Protecting against pharming
There are many steps that can be taken to prevent pharming and other malicious attacks from occurring:
- Keep computers updated. Keeping a computer's operating system (OS) and other software updated is important for protecting against pharming because the latest software patches fix the vulnerabilities that hackers use to attack computers.
- Clear browser cache. While surfing the internet, browsers store information about the sites visited. If the same computer is used with a different internet connection, it is possible for a nefarious user to access the computer's information. To avoid this problem, it's a good idea to clear the cache before using a new internet connection.

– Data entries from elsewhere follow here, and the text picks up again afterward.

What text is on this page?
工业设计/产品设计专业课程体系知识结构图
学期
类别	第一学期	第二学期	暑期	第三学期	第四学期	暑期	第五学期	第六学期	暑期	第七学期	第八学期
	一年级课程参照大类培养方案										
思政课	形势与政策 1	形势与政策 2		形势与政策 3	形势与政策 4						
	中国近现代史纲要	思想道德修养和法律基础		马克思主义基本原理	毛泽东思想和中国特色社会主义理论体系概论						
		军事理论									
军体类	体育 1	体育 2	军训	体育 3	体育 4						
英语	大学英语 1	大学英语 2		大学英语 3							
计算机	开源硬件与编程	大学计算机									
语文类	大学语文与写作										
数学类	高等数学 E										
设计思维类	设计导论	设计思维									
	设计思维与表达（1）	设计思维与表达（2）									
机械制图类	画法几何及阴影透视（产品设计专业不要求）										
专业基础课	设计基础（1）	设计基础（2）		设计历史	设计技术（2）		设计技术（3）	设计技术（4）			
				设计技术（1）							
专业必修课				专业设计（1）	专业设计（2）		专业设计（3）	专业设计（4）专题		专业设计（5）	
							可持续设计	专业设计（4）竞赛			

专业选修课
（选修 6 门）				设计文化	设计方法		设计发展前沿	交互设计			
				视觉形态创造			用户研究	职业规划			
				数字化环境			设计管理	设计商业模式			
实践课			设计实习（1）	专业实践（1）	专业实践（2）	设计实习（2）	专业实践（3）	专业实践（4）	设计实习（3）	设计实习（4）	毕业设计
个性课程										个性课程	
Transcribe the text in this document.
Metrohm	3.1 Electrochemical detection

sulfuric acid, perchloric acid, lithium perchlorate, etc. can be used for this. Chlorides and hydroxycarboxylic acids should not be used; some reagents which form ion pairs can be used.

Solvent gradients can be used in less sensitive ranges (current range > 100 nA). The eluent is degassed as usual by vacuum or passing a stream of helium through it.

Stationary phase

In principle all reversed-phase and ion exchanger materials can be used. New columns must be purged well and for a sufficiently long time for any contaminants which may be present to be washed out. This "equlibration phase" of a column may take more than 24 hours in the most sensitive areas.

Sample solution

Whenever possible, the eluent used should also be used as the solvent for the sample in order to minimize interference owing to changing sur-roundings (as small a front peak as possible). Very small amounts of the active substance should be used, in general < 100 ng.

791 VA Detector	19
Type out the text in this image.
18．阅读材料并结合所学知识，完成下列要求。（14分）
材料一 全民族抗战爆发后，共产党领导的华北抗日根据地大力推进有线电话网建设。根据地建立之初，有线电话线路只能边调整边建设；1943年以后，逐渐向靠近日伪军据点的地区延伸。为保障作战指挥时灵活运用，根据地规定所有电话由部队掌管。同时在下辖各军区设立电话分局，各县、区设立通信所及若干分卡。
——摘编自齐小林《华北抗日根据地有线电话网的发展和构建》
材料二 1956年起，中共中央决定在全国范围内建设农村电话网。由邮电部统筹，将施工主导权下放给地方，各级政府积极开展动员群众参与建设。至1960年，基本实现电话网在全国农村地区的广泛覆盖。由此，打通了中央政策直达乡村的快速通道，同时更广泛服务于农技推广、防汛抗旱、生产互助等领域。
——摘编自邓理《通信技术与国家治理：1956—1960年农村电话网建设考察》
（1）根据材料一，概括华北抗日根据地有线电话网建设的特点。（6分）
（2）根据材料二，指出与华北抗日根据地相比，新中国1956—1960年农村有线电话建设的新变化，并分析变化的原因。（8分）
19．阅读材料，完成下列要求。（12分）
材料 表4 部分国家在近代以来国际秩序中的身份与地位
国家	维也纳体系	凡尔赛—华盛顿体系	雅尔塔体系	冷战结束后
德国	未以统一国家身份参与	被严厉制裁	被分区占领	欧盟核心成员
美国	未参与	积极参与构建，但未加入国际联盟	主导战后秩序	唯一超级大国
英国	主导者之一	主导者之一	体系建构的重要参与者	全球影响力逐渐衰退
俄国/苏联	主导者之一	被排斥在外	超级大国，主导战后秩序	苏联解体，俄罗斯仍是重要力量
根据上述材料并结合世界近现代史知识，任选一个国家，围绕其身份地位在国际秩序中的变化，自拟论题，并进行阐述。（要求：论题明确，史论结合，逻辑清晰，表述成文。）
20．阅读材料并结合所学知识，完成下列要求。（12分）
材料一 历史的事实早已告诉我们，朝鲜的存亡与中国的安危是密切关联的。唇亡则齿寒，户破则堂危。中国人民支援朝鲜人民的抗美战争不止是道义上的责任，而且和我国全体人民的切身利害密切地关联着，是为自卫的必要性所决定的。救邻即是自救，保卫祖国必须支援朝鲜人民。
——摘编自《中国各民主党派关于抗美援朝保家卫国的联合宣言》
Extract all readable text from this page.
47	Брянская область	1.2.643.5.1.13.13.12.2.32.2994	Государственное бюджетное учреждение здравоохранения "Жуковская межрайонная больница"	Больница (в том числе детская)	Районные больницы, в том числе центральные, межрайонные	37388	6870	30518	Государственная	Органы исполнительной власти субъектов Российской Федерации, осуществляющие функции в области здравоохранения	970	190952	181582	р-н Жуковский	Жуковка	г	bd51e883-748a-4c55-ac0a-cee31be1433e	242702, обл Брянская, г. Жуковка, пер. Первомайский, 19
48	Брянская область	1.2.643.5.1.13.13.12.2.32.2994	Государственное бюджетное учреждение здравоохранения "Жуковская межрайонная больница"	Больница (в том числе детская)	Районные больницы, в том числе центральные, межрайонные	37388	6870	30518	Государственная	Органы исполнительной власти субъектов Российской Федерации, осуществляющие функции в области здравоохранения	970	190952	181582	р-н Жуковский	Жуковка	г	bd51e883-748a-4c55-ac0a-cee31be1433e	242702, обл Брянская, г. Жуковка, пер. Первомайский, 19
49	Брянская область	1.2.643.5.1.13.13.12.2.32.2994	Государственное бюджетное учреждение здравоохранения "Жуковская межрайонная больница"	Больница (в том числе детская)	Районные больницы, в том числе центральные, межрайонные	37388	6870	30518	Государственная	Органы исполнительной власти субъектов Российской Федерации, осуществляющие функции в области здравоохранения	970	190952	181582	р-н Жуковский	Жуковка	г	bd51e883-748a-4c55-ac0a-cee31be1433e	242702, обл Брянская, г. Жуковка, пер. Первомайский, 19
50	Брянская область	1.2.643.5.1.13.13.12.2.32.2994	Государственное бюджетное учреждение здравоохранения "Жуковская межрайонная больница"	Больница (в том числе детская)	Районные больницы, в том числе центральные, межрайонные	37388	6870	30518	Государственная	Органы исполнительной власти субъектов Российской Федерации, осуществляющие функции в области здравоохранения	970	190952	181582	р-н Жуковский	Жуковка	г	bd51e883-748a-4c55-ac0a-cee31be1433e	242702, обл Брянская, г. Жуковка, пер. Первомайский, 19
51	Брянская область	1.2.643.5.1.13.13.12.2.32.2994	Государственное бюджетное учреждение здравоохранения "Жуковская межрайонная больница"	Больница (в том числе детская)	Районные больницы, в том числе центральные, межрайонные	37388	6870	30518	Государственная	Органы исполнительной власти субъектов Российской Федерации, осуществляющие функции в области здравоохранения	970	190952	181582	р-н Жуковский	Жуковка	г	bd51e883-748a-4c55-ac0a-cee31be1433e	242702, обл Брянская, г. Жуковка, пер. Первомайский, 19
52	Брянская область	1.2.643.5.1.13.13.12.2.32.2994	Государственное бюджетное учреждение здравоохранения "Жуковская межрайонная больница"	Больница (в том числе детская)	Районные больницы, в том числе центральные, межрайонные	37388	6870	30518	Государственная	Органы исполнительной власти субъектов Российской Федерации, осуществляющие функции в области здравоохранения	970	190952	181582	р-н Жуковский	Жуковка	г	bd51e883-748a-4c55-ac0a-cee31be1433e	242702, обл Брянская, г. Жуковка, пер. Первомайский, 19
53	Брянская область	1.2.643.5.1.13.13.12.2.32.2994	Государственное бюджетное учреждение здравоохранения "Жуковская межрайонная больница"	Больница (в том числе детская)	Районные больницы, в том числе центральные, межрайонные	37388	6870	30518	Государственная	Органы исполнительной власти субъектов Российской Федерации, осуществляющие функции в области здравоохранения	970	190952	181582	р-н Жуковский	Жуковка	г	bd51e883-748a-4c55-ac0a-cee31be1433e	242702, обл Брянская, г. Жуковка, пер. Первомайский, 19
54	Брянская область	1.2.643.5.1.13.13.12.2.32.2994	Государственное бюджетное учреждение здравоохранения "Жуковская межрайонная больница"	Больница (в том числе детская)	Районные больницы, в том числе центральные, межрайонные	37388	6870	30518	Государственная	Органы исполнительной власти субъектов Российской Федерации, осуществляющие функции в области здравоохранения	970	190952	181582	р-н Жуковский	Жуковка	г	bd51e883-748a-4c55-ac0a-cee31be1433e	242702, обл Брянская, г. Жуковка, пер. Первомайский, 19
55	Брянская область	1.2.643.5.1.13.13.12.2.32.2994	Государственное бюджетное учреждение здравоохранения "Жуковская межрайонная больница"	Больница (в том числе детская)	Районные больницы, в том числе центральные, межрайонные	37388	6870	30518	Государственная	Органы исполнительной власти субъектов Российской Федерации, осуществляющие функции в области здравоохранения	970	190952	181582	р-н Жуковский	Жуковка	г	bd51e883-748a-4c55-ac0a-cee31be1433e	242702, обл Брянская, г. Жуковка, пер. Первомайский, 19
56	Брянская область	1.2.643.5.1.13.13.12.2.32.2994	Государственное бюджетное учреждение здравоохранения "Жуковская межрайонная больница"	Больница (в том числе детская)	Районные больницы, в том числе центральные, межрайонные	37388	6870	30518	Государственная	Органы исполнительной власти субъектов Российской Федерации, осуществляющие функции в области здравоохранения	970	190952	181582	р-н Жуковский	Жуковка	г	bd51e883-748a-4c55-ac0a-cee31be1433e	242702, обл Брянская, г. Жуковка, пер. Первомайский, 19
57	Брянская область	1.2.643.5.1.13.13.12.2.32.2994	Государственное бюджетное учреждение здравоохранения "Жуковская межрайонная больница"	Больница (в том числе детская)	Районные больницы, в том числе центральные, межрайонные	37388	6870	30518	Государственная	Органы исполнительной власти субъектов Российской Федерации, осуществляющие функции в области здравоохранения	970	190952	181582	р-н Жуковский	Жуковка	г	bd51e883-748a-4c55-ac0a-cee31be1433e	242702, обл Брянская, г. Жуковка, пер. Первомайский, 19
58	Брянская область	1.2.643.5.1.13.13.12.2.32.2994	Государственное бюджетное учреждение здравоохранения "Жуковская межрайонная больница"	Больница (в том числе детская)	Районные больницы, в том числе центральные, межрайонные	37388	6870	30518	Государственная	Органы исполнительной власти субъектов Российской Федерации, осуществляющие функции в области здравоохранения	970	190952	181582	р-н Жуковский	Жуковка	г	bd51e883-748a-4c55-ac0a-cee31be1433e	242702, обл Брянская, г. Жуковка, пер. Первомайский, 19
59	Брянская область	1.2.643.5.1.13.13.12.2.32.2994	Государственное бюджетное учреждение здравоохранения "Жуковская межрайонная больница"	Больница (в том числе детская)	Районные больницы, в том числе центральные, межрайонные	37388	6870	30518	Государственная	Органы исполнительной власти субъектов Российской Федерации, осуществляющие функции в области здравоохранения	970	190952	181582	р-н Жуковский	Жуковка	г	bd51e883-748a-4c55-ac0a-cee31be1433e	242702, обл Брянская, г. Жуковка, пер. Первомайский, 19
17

- Download antivirus and antimalware software. Using an antivirus program is a common and effective way to protect a computer from online threats and to protect against pharming. Malware is often used to exploit security vulnerabilities in OSes and browsers and usually spreads using malicious code or links to malicious websites.
- Use HTTPS instead of HTTP. HTTPS is the secure communication protocol of the internet. It encrypts data so that it cannot be read by anyone but the intended receivers. HTTP -- the protocol that HTTPS replaces -- is much less secure and was designed before the increase of security risks of the internet.
Read more here on how to encrypt and secure websites using HTTPS.
- Use a virtual private network (VPN). A VPN hides IP addresses from websites and keeps hackers from stealing personal information. VPNs create encrypted connections between a device and an organization's network, so even if the DNS is hijacked, sensitive information will be safe. A VPN service should have reputable DNS servers.
- Use bookmarks. Bookmarking frequently accessed sites and not clicking on links in emails or on social networking sites will reduce the chance of pharming.